Ils sont affectés à un service ou à
un ensemble de services. Ils sont spécialisés
par chapitre groupant les dépenses selon leur nature
ou selon leur destination. Toutefois, certains chapitres
peuvent comporter des crédits globaux destinés
à faire face à des dépenses éventuelles
ou à des dépenses accidentelles.
Des crédits globaux peuvent
également être ouverts pour des dépenses
dont la répartition par chapitre ne peut être
déterminée au moment où ils sont votés.
L’application de ces crédits au chapitre qu’ils concernent
est ensuite réalisée par arrêté
du ministre des finances ".
Il
faut préciser que la nouvelle loi organique relative
aux lois de finances du 1er août 2001 prévoit
que l’autorisation budgétaire donnée par le
Parlement reposera, désormais, sur une nouvelle unité
de spécialité : le programme, regroupant les
crédits par objectif. Les programmes constituent
la clé de voûte de la réforme : ils
permettront de passer d’un budget de moyens, présentant
les crédits par nature de dépenses, à
une logique d’objectifs et de résultats.
Les
" fonds spéciaux " constituent
une atteinte à la règle de la spécialité
des crédits qui relève plus de la tradition
que du droit budgétaire. En effet, cette technique
de globalisation fonctionnelle des crédits n’est
pas prévue par l’ordonnance de 1959. Cependant, l'attribution
de ces crédits au budget de la "présidence
du gouvernement", c'est à dire au Premier ministre,
résulte de la loi n° 46-854 du 27 avril 1946.

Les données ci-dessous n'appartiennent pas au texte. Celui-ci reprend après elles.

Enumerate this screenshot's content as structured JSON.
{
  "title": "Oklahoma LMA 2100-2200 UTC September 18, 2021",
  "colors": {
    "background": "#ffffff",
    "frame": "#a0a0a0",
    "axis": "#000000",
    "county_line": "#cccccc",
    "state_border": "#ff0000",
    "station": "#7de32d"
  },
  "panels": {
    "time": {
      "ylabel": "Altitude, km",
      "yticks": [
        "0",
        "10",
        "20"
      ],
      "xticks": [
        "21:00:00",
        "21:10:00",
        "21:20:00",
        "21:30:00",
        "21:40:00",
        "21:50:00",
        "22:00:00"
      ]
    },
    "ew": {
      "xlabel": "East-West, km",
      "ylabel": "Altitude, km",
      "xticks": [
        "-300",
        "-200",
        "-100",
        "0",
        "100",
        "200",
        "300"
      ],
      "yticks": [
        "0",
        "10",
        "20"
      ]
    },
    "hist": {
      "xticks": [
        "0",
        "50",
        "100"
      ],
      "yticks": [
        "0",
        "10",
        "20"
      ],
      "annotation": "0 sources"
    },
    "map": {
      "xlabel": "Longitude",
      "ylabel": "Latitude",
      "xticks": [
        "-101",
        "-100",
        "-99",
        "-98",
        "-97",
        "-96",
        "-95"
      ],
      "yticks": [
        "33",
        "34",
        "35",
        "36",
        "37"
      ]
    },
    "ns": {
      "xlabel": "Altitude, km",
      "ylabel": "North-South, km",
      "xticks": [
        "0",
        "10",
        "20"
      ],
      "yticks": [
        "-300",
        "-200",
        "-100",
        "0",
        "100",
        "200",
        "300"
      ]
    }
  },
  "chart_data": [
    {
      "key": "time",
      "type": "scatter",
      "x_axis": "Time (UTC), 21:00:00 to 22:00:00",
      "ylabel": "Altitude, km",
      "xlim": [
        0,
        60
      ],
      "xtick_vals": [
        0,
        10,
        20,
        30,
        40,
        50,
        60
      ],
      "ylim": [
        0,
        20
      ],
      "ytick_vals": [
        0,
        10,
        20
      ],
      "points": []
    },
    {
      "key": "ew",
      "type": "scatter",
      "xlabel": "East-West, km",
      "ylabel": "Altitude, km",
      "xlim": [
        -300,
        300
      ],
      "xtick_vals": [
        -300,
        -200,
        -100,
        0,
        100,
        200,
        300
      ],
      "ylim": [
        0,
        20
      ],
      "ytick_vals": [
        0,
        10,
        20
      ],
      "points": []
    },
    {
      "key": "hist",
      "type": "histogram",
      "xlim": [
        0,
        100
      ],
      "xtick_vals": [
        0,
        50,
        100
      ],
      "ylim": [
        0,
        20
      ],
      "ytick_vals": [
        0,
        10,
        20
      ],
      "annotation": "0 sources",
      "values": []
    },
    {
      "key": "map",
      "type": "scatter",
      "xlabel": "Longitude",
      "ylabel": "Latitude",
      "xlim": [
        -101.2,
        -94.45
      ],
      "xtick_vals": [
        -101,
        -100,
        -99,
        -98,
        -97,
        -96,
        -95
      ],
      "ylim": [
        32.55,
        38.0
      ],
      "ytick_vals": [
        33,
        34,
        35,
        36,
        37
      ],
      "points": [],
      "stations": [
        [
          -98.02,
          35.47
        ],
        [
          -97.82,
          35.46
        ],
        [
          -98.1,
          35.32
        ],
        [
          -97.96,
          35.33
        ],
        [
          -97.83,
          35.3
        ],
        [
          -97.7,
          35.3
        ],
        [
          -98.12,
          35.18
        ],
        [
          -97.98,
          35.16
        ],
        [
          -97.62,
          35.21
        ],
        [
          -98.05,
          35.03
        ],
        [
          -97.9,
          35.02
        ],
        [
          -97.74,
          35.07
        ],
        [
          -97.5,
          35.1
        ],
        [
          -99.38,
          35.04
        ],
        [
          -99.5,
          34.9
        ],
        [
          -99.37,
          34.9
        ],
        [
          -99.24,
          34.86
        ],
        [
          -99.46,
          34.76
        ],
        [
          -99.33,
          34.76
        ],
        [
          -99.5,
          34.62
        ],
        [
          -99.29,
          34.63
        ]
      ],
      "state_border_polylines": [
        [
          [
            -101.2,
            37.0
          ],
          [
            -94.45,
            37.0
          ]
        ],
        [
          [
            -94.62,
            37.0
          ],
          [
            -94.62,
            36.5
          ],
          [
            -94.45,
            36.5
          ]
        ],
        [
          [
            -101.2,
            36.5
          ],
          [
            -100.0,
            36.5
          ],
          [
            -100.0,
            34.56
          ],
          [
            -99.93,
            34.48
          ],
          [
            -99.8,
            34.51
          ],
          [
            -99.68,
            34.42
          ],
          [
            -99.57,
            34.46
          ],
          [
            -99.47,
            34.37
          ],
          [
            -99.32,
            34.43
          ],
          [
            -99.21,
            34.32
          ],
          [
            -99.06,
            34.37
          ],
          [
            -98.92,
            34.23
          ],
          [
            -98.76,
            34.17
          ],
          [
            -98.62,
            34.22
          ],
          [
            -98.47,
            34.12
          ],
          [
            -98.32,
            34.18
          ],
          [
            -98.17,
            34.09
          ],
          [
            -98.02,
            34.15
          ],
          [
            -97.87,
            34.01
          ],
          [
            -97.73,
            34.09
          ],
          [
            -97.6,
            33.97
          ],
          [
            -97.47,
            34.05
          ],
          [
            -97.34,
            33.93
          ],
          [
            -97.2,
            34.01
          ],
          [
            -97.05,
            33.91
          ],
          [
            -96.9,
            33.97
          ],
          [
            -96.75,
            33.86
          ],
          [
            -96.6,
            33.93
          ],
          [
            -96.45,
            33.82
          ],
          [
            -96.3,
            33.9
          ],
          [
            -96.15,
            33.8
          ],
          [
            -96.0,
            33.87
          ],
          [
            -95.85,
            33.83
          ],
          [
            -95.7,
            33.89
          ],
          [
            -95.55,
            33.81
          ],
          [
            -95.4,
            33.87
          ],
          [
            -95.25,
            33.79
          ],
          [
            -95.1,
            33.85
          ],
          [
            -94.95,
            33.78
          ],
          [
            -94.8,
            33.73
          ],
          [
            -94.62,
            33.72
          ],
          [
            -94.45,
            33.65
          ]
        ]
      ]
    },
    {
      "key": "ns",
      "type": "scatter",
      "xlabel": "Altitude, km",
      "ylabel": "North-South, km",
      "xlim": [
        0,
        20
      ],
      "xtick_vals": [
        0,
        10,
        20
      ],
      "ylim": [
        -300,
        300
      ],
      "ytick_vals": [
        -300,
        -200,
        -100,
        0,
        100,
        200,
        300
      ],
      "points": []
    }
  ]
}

Le Premier ministre dispose librement de ces crédits
et joue à la fois le rôle d'ordonnateur et
de comptable (cette pratique méconnait ainsi les
règles de la comptabilité publique). Les membres
du Gouvernement intéressés doivent justifier
de l'utilisation des fonds devant le Premier ministre, qui
leur donne quitus par décret. Le Premier ministre
doit informer le Président de la République
de l'usage qui a été fait des " fonds
spéciaux ".
Les
" fonds spéciaux " se divisent
en deux catégories : les fonds spéciaux
du Gouvernement et les fonds spéciaux à
destination particulière.
Ils
sont utilisés librement par le Premier ministre et
leur affectation ne fait pas l’objet de débats au
Parlement. Ils sont destinés aux besoins courants
de l’action ministérielle : recrutement de personnel
supplémentaire pour les cabinets ministériels,
soutien à la presse favorable à la politique
gouvernementale, financement de certaines associations ou
encore frais vestimentaires des ministres…
Ils
sont destinés à des actions qui par nature
ne peuvent être précisées : financement
de certaines dépenses des services secrets (Direction
Générale de la Sécurité Intérieure
– DGSE), par exemple.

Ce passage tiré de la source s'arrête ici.